AVS 60th International Symposium and Exhibition | |
Accelerating Materials Discovery for Global Competitiveness Focus Topic | Thursday Sessions |
Session MG+MI+NS-ThM |
Session: | Theoretical and Computational Methods |
Presenter: | J.M. Rondinelli, Drexel University |
Correspondent: | Click to Email |
There are two main routes to accelerate materials discoveries for advanced electronic and sustainable energy technologies: serendipitous realization through conventional synthesis or computationally guided growth of novel materials through, e.g., artificial structuring of bulk compounds at the atomic scale. Recently, the launch of the Materials Genome Initiative (MGI) at the national level has reinvigorated the search for new routes to accelerate the discovery of advanced materials for rapid deployment—the aim being to evolve a “hunter and gatherer” discovery paradigm into the cultivation of materials by design. This discovery process may be accelerated by merging applied theoretical crystallography, where the objective is transformed into (i) identifying suitable topologies – approximate geometric arrangements of structural building units – that lift particular symmetries, with electronic structure methods to (ii) search for microscopic mechanisms and external conditions that energetically stabilize those geometries. Such information may guide experimental explorations, whereby the synthetic efforts are focused on a more manageable (and largely reduced) structural data set by the theoretical (symmetry) considerations.

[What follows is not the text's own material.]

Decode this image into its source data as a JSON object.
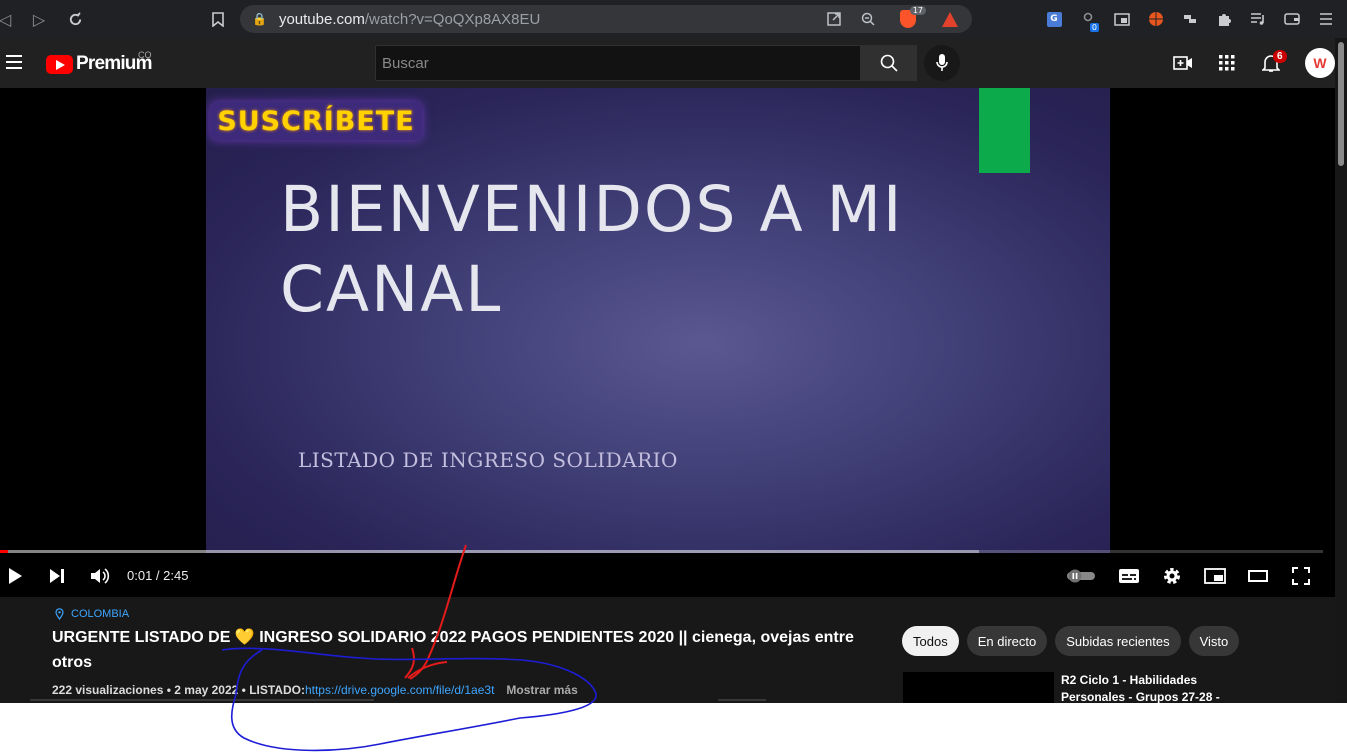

Here, we describe report an Ensemble Computation Materials Protocol (ECMP) with predictive capability to design and accelerate the discovery of a new class of A-site cation-ordered perovskite ferroelectrics from combinations of the centric, non-polar, transition metal–oxygen octahedra that form the perovskite framework. First, we describe the microscopic origin for the loss of inversion symmetry and the electric polarization in layered (A,A’)BO3 perovskite oxides. We then show that the mechanism can be translated to AnBnO3n+1 (n=1,2) Ruddlesden-Popper (RP) oxides with disconnected layers of corner-sharing octahedra. We use the group theoretical methods to enumerate the structural criteria required to remove the mirror symmetry elements. Feasible chemistries are proposed using Bayesian inference methods. We then evaluate the stability of the possible ground state structures with density functional theory (DFT) calculations. We predict that ordering of divalent and trivalent cations in a layered RP manganite leads to a polar phase, space group Pca21, with a sizeable polarizations, which are supported by preliminary experimentsal. We anticipate that these findings and methodology will contribute to our understanding of not only new ferroic materials, but also that this general approach of physical properties by atomistic structure design within the MGI is immediately amenable to other material functionalities.